In April 1926 Ashland suffered another large fire. The Dill Dormitory at Northland College caught fire. The fire started in the wooden shakes due to sparks from the chimney. The fire spread rapidly through the building. Fortunately no lives were lost during the fire. All forty women who lived in the dormitory were able to escape. In January 1945 the Saron Lutheran Church caught fire. The fire destroyed the church as well as two neighboring homes. Fortunately all 13o children attending Sunday School were evacuated unharmed. Another major blaze in Ashland's history was the Cram Inn fire of 1982. This fire started in the Cram Inn and spread to a vacant office building next door. Two people were trapped inside the building. Firefighters Bob Belsky and Skip Hafstad entered the building and rescued the two trapped people.

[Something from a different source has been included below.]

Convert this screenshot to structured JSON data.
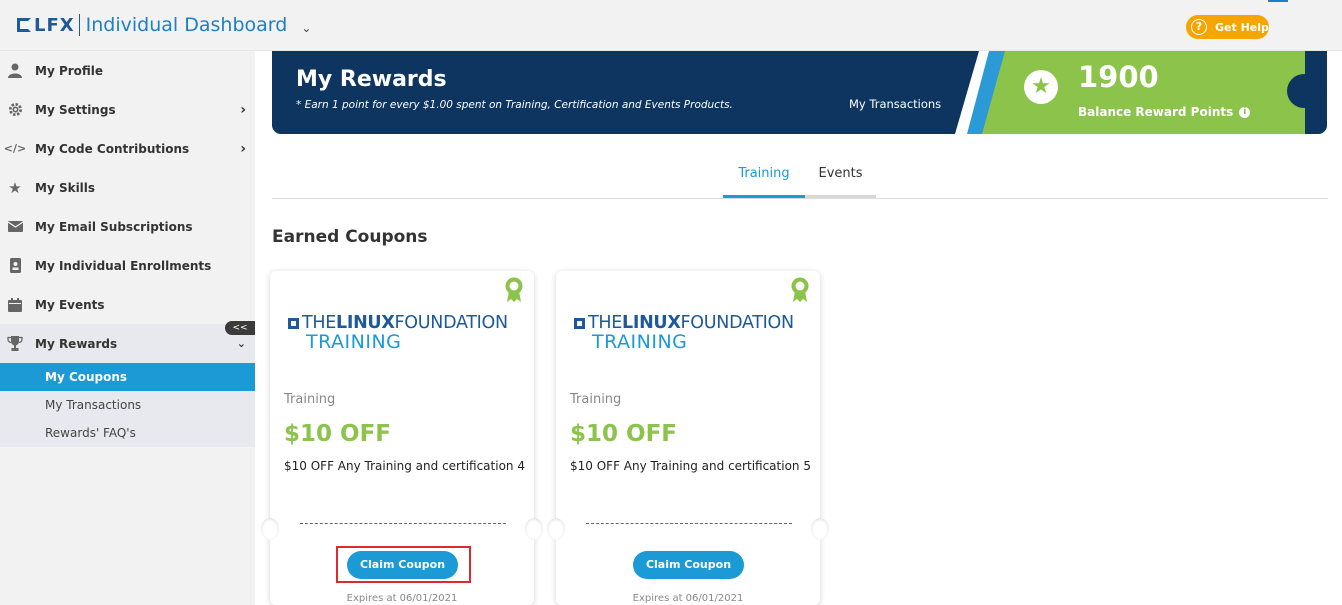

Up until 1967 the Ashland Fire Department was a standard firefighting Department. In 1967 the fire department took over the local ambulance service, previously operated as Ante’s Ambulance Service. Ante's requested to be subsidized by the city. The city believed that outright city ownership would be more economical and provide a better service. The first department ambulance was a 1961 Ford station wagon. It contained a cot borrowed from a local funeral home and a small first aid kit. It offered no real medical help, only transportation in a medical emergency. By 1971 six firefighters were trained as Emergency Medical Technicians. By 1987 the department was made up of seventeen EMT’s and six first responders. In 1994 the department became an EMT-Paramedic department. EMT-Paramedic is the highest level of pre-hospital care. Currently the department has 21 full time firefighter/paramedics, one paid-on-call firefighter paramedic, and four paid on call firefighter/EMT’s. The Ashland Fire Department currently serves as fire protection and EMS provider for the City of Ashland as well as numerous surrounding townships. Our services also include Hazmat, Ice rescue, and mutual aid services to the surrounding fire departments.
The Ashland Fire Department is to be a recognized leader in the preservation of life, property, and the environment. This shall be accomplished by: providing public fire education, community involvement and code management; maintaining the highest standard of employee professionalism; and responding proactively to the changing needs of society.